I'm happy with <template> elements. No shade on JSX, but I prefer the abstraction of HTML, CSS and vanilla JS.
I made this proposal because JSX is more generally useful than generating HTML. You can use it for configuration, or views for other GUIs like I do in https://90s.dev/os/ or to describe basically any kind of tree.
Can you recommend examples and tutorials of happy <template> usage, showing advantages over building values for innerHTML etc. as text from strings and template string literals?
Canonical reference for me: https://developer.mozilla.org/en-US/docs/Web/HTML/Reference/...

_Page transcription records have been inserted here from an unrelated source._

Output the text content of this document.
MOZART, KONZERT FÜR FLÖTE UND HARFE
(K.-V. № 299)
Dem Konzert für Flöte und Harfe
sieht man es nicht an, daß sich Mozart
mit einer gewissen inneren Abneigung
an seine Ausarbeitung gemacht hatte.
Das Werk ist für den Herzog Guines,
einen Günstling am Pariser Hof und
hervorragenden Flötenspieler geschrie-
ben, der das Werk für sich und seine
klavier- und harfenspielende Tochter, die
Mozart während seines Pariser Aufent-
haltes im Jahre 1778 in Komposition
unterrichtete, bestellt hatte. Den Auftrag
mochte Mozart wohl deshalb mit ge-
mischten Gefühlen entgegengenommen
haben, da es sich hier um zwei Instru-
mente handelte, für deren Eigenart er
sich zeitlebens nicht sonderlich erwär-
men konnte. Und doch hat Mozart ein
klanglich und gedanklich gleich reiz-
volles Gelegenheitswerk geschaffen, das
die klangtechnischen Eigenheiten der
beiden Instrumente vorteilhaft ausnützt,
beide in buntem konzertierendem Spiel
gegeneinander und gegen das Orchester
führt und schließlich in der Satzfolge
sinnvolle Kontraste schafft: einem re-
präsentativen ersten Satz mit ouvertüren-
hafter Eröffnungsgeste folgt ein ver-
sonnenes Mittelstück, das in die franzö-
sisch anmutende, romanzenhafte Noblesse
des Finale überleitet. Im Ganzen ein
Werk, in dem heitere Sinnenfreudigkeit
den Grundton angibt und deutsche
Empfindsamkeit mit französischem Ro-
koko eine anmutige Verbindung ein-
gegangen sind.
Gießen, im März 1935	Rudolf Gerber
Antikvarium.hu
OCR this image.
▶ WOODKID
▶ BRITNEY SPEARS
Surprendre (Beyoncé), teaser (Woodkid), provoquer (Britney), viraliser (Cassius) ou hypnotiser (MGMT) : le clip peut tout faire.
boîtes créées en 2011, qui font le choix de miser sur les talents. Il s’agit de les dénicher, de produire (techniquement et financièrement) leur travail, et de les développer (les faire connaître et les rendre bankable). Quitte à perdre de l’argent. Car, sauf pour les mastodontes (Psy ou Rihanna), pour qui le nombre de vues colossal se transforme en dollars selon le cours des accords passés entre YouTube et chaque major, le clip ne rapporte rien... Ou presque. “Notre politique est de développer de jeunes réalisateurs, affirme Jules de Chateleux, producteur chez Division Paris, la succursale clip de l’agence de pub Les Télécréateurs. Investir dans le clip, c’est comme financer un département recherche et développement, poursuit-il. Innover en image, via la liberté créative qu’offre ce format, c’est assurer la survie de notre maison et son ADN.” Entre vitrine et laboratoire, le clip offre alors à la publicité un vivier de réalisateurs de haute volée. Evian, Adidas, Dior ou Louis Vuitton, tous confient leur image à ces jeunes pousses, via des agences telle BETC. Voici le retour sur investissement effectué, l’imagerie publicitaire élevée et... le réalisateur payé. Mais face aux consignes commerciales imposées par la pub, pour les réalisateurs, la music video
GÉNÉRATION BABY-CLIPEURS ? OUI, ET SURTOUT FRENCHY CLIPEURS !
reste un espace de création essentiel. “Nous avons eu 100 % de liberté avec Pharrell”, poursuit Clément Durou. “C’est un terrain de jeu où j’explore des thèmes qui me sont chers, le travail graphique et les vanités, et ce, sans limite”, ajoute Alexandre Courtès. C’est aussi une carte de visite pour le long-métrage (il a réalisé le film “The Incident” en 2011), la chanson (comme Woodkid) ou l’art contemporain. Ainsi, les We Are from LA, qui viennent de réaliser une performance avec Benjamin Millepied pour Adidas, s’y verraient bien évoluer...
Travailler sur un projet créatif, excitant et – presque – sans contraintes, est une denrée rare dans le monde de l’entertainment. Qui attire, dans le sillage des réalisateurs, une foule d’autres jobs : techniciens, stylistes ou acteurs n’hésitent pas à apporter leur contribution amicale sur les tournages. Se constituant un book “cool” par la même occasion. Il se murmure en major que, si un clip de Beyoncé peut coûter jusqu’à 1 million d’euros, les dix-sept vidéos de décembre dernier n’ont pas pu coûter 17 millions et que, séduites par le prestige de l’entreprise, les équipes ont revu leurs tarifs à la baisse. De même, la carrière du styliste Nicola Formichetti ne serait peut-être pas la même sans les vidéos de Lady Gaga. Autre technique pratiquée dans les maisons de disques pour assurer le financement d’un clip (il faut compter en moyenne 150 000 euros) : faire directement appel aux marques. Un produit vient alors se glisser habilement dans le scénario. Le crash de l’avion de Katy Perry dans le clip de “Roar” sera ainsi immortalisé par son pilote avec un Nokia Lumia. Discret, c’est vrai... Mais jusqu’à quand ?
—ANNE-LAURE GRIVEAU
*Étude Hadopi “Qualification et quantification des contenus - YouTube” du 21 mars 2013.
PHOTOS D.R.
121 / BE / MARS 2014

This MDN page is where I first discovered the <template> element, and I wasn't very impressed: verbosely operating on one textContent at a time, using ordinal indices into very untyped querySelectorAll results, apparently gratuitous complications with document fragments and shadow DOM.
I consider the slots-based approach clunky and prefer implementing my own templating system with simple functions returning HTML in template strings.
Even better – return a DocumentFragment: https://stackoverflow.com/a/79233706
I wish this were available natively.
I did this in the past, but I found that templates simplified the process. The same functions I use to populate/update elements can be reused on existing elements and newly cloned template elements. It can be done in JS by returning strings of unpopulated elements, but then my display is further mixed with logic.
I like to create the HTML and CSS as I'd like it with test data, then just wrap that with <template> tags. Easy to preview without triggering function calls or pasting it into code.
Probably not important, but as I recall I think there was some minor overhead in translating from a JS String to an Element.